Prove that there is no complex root such that both the Re and Im parts are rational.

mathwizard · #1 $Old$ June 18th, 2008, 06:42 PM

Let $P$ be a polynomial with integer (real) coefficients such that; (1) - the coefficient of the leading term and the coefficient of the independent term (counted as the coefficient of $x^0, 0$ degree) are odd; (2) -The total number of odd coefficients is odd.

Like in
$P(x) = x^3 - 5x^2 + 2x -7$
$P(x) = 9x^3 - 6 x^2 + 3x -5$
$P(x) = x^4 +5x^3 + 7x^2 + x +1$
$P(x) = 7x^5 + 2x^4 - x^3 + 2x^2 - 8x -3$
Prove that $P$ has no root such that both the real and the imaginary parts are rational. In other words, if $a + bi$ is a root of $P$ , then at least one of the numbers $a$ and $b$ is irrational

Opalg · #2 $Old$ June 20th, 2008, 03:14 PM

Let $P(x) = a_nx^n + \ldots+a_1x+a_0$ , and suppose that $x = \textstyle\frac{p+iq}r$ is a root, where p, q and r are integers with no common factor. Then

. . . . . $a_n(p+iq)^n + a_{n-1}(p+iq)^{n-1}r + \ldots + a_1(p+iq)r^{n-1} + a_0r^n = 0$ .. . . . . (*)

If r is even then 2=(1+i)(1-i) divides $a_n(p+iq)^n$ . Since 1±i are Gaussian primes which do not divide a_0, they must divide p+iq. Thus p and q are both even, contradicting the assumption that p, q and r have no common factor. Therefore r is odd.

If 1+i divides p+iq then it divides r (since it cannot divide the odd number a_0). But then 1-i will also divide r, and so r is even. This is another contrdiction, and we conclude that 1+i does not divide p+iq.

Next, notice that 1+i divides the Gaussian integer m+in if and only if m and n have the same parity (both even or both odd). If we call a Gaussian integer "even" if it is a multiple of 1+i, and "odd" if it is not, then "even" and "odd" have the same additivity and multiplicativity properties as they do for real integers.
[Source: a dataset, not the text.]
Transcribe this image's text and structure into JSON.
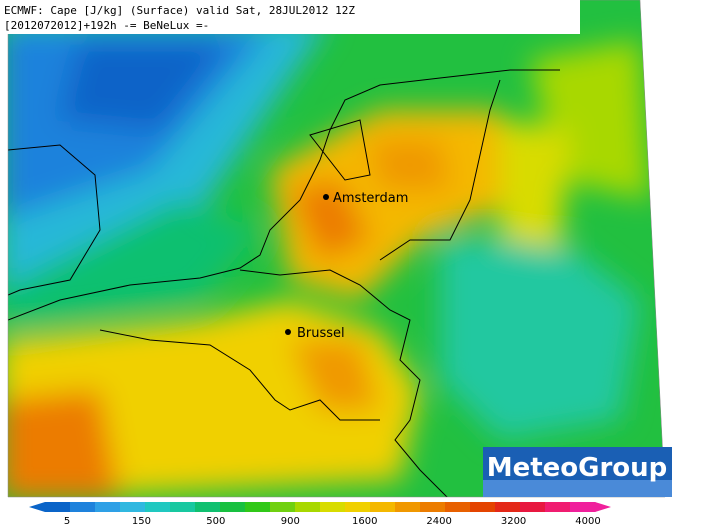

That is, the sum of two "odd" Gaussian integers is "even", as is the sum of two "even" integers, whereas the sum of an "odd" integer and an "even" integer is "odd". Also, the product of two Gaussian integers is "even" unless both of them are "odd", in which case the product is "odd".

Coming back to (*), you see that the left side contains an odd number of "odd" terms, and is therefore "odd". But the right side is 0, which is "even". That is the final contradiction, showing that the original assumption (that (*) has a solution with rational real and imaginary parts) is false.